Pimples or acne are a combined result of several bodily changes that occur around puberty. During puberty, secretion of the hormone called androgen increases in both boys and girls. Androgen can also increase because of hormonal changes related to pregnancy or starting or stopping birth control pills. It normally happens around teenage and makes the sebaceous (oil) glands become more active. Sebaceous glands are on the hair follicles under the skin. In humans sebaceous glands exist throughout the body except the palms and soles. There is abundance of sebaceous glands on the face. These glands produce sebum, an oily substance which carries dead skin cells through the follicles to the surface of the skin. In normal circumstances sebum is produced in small amount and is discharged through a narrow pore on the skin. But if the quantity of sebum produced is high, it is not discharged as easily. It accumulates under the skin and the part near the pore turns black because of oxidation with the air. This part is generally referred to as blackhead. Blackheads spoil the looks, and it doesn’t stop there. After a while bacteria develop in the sebum and that causes inflammation of the skin, worsening the pimple. After the sebum is removed, there remains a permanent dent on that part of the skin.
|Formation of Acne|
To some extent, genes are found to be responsible for pimples or acne. If one’s parents had pimples, once stands greater chances of having pimples. However, upon noticing the first signs of pimple certain precautions can be taken to prevent its growth.
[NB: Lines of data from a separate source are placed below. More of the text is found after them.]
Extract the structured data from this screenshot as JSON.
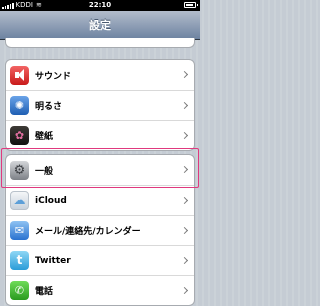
{
  "status_bar": {
    "carrier": "KDDI",
    "time": "22:10"
  },
  "nav": {
    "title": "設定"
  },
  "group1": [
    {
      "label": "サウンド",
      "icon": "speaker-icon"
    },
    {
      "label": "明るさ",
      "icon": "brightness-icon"
    },
    {
      "label": "壁紙",
      "icon": "wallpaper-icon"
    }
  ],
  "group2": [
    {
      "label": "一般",
      "icon": "gear-icon"
    },
    {
      "label": "iCloud",
      "icon": "cloud-icon"
    },
    {
      "label": "メール/連絡先/カレンダー",
      "icon": "mail-icon"
    },
    {
      "label": "Twitter",
      "icon": "twitter-icon"
    },
    {
      "label": "電話",
      "icon": "phone-icon"
    }
  ],
  "colors": {
    "highlight": "#e0397e",
    "navbar": "#6d83a1"
  }
}
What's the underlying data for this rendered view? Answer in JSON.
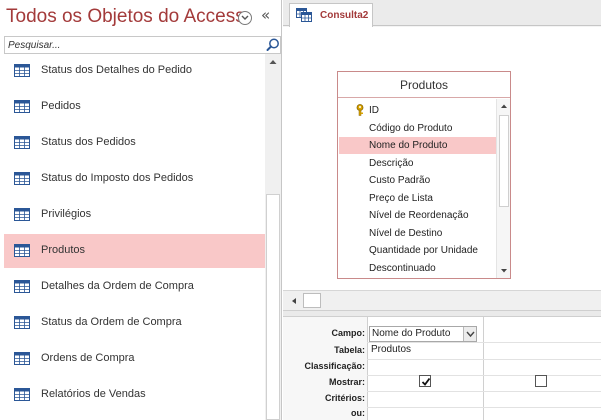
{
  "nav": {
    "title": "Todos os Objetos do Access",
    "dropdown_icon": "chevron-down-circle-icon",
    "collapse_glyph": "«",
    "search_placeholder": "Pesquisar...",
    "items": [
      {
        "label": "Status dos Detalhes do Pedido",
        "icon": "table-icon",
        "selected": false
      },
      {
        "label": "Pedidos",
        "icon": "table-icon",
        "selected": false
      },
      {
        "label": "Status dos Pedidos",
        "icon": "table-icon",
        "selected": false
      },
      {
        "label": "Status do Imposto dos Pedidos",
        "icon": "table-icon",
        "selected": false
      },
      {
        "label": "Privilégios",
        "icon": "table-icon",
        "selected": false
      },
      {
        "label": "Produtos",
        "icon": "table-icon",
        "selected": true
      },
      {
        "label": "Detalhes da Ordem de Compra",
        "icon": "table-icon",
        "selected": false
      },
      {
        "label": "Status da Ordem de Compra",
        "icon": "table-icon",
        "selected": false
      },
      {
        "label": "Ordens de Compra",
        "icon": "table-icon",
        "selected": false
      },
      {
        "label": "Relatórios de Vendas",
        "icon": "table-icon",
        "selected": false
      }
    ]
  },
  "document": {
    "tab_label": "Consulta2",
    "tab_icon": "query-icon",
    "field_list": {
      "title": "Produtos",
      "fields": [
        {
          "label": "ID",
          "primary_key": true,
          "selected": false
        },
        {
          "label": "Código do Produto",
          "primary_key": false,
          "selected": false
        },
        {
          "label": "Nome do Produto",
          "primary_key": false,
          "selected": true
        },
        {
          "label": "Descrição",
          "primary_key": false,
          "selected": false
        },
        {
          "label": "Custo Padrão",
          "primary_key": false,
          "selected": false
        },
        {
          "label": "Preço de Lista",
          "primary_key": false,
          "selected": false
        },
        {
          "label": "Nível de Reordenação",
          "primary_key": false,
          "selected": false
        },
        {
          "label": "Nível de Destino",
          "primary_key": false,
          "selected": false
        },
        {
          "label": "Quantidade por Unidade",
          "primary_key": false,
          "selected": false
        },
        {
          "label": "Descontinuado",
          "primary_key": false,
          "selected": false
        }
      ]
    },
    "grid": {
      "row_labels": [
        "Campo:",
        "Tabela:",
        "Classificação:",
        "Mostrar:",
        "Critérios:",
        "ou:"
      ],
      "columns": [
        {
          "campo": "Nome do Produto",
          "tabela": "Produtos",
          "mostrar": true
        },
        {
          "campo": "",
          "tabela": "",
          "mostrar": false
        }
      ]
    }
  },
  "colors": {
    "accent": "#a33a3a",
    "selection": "#f9c8c8"
  }
}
- It is advisable to wash the face with warm water at regular intervals.
- Using lotions and creams is not at all advisable as cosmetics that have oily content may clog pores.
- Excessive chocolate consumption is suggested to aggravate pimples by some researchers. Although this research hasn’t found all round support, but chocolate is anyway better avoided.
- Milk and milk products are also found responsible for pimples.
If pimples or acne increase too much then a lotion containing a form of vitamin A called Retinol or an antibiotic like Tetracycline are advisable. Ultraviolet treatment may also be necessary after consulting a skin specialist.